Home! Hylda watched the shops, the houses, the squares, as she passed westward, her mind dwelling almost happily on the new determination to which she had come. It was not love that was moving her, not love for him, but a deeper thing. He had brutally killed love—the full life of it—those months ago; but there was a deep thing working in her which was as near nobility as the human mind can feel. Not in a long time had she neared her home with such expectation and longing. Often on the doorstep she had shut her eyes to the light and warmth and elegance of it, because of that which she did not see. Now, with a thrill of pleasure, she saw its doors open. It was possible Eglington might have come home already. Lord Windlehurst had said that he had left the House. She did not ask if he was in—it had not been her custom for a long time—and servants were curious people; but she looked at the hall-table. Yes, there was a hat which had evidently just been placed there, and gloves, and a stick. He was at home, then.

She hurried to her room, dropped her opera-cloak on a chair, looked at herself in the glass, a little fluttered and critical, and then crossed the hallway to Eglington's bedroom. She listened for a moment. There was no sound. She turned the handle of the door softly, and opened it. A light was burning low, but the room was empty. It was as she thought, he was in his study, where he spent hours sometimes after he came home, reading official papers. She went up the stairs, at first swiftly, then more slowly, then with almost lagging feet. Why did she hesitate? Why should a woman falter in going to her husband—to her own one man of all the world? Was it not, should it not be, ever the open door between them?

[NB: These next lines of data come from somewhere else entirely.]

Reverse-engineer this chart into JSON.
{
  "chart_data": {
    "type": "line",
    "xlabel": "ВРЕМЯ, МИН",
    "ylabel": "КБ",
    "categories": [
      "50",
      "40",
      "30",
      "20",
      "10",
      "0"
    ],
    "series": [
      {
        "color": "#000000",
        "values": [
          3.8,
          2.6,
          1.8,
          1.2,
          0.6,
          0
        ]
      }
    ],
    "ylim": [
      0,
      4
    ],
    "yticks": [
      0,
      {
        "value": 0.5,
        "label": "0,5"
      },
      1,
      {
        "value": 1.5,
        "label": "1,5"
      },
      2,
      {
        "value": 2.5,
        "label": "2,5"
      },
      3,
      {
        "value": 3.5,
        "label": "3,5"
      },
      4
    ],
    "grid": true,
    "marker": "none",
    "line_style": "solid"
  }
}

Confidence—confidence—could she not have it, could she not get it now at last? She had paused; but now she moved on with quicker step, purpose in her face, her eyes softly lighted.

Suddenly she saw on the floor an opened letter. She picked it up, and, as she did so, involuntarily observed the writing. Almost mechanically she glanced at the contents. Her heart stood still. The first words scorched her eyes.

   "Eglington—Harry, dearest," it said, "you shall not go to sleep
   to-night without a word from me. This will make you think of me

Frozen, struck as by a mortal blow, Hylda looked at the signature. She knew it—the cleverest, the most beautiful adventuress which the aristocracy and society had produced. She trembled from head to foot, and for a moment it seemed that she must fall. But she steadied herself and walked firmly to Eglington's door. Turning the handle softly, she stepped inside.

He did not hear her. He was leaning over a box of papers, and they rustled loudly under his hand. He was humming to himself that song she heard an hour ago in Il Trovatore, that song of passion and love and tragedy. It sent a wave of fresh feeling over her. She could not go on—could not face him, and say what she must say. She turned and passed swiftly from the room, leaving the door open, and hurried down the staircase. Eglington heard now, and wheeled round. He saw the open door, listened to the rustle of her skirts, knew that she had been there. He smiled, and said to himself:

"She came to me, as I said she would. I shall master her—the full surrender, and then—life will be easy then."

Hylda hurried down the staircase to her room, saw Kate Heaver waiting, beckoned to her, caught up her opera-cloak, and together they passed down the staircase to the front door. Heaver rang a bell, a footman appeared, and, at a word, called a cab. A minute later they were ready:

"Snowdon House," Hylda said; and they passed into the night.